Tutte le regioni subiscono un abbassamento dei livelli di sopravvivenza. Tra gli uomini la riduzione della speranza di vita alla nascita varia da un minimo di 0,5 anni (vale a dire 6 mesi di vita media in meno) riscontrato in Calabria, a un massimo di 2,6 anni in Lombardia. Le regioni del Centro-sud registrano perdite inferiori, poiché meno colpite dagli effetti della pandemia ma comunque importanti. Lo schema si ripete tra le donne, anche se a un livello differente. Nelle aree del Paese più colpite dalla pandemia il calo della speranza di vita è netto.

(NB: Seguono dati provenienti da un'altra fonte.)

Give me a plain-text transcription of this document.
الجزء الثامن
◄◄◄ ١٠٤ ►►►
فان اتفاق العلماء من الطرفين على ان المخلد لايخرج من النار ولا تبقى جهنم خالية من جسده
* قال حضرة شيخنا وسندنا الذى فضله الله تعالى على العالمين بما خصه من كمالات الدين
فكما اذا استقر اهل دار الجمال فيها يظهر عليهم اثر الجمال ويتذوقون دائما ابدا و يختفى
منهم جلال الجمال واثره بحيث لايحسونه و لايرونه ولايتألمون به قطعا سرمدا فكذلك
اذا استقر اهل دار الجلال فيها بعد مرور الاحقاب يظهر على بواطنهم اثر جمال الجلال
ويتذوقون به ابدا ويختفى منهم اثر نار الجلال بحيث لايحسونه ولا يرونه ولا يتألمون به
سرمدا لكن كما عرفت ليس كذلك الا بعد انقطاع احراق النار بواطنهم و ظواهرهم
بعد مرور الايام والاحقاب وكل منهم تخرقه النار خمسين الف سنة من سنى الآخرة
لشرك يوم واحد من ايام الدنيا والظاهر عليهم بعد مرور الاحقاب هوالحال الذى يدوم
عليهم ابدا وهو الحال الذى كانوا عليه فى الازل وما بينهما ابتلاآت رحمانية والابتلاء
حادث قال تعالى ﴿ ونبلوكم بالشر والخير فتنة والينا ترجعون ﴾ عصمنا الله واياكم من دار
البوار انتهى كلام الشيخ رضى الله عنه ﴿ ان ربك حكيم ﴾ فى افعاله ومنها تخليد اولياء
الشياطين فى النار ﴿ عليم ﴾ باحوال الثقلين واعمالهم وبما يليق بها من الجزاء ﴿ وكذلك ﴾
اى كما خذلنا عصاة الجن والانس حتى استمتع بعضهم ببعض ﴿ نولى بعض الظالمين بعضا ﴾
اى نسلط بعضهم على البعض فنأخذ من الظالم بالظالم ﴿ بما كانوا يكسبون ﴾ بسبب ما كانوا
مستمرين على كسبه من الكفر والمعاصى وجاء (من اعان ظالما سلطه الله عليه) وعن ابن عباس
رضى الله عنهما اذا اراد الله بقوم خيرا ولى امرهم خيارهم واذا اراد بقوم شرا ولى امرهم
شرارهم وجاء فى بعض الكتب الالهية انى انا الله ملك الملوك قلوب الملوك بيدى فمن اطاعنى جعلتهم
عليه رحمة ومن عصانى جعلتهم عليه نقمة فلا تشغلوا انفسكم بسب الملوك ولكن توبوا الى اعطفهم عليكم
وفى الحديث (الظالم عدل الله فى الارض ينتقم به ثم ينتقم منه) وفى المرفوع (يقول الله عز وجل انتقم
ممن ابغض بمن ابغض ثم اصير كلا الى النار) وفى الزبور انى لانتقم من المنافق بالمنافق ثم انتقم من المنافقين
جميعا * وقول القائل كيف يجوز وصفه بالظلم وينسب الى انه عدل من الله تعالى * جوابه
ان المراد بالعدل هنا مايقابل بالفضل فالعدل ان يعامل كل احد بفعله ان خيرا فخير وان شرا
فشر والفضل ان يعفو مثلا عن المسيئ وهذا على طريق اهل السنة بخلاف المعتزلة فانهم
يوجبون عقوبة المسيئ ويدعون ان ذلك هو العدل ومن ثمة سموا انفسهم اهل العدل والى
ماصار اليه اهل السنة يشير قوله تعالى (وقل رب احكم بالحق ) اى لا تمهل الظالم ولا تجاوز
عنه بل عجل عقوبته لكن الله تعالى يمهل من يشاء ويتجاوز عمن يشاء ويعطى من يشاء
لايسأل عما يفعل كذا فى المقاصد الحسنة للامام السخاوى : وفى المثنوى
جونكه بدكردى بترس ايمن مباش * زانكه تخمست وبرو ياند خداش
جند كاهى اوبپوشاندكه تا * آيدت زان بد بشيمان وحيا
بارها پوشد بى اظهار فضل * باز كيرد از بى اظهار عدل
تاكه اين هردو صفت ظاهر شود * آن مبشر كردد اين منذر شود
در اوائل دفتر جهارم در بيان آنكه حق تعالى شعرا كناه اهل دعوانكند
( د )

Tra queste, la provincia di Bergamo, dove per gli uomini la speranza di vita alla nascita è più bassa di 4,3 anni rispetto al 2019, e le province di Cremona e Lodi, entrambe con 4,5 anni in meno. In queste tre specifiche realtà sono ingenti anche le variazioni riscontrate tra le donne: -3,2 anni per Bergamo e -2,9 anni per Cremona e Lodi. Dati che arretrano le lancette del tempo al 2003.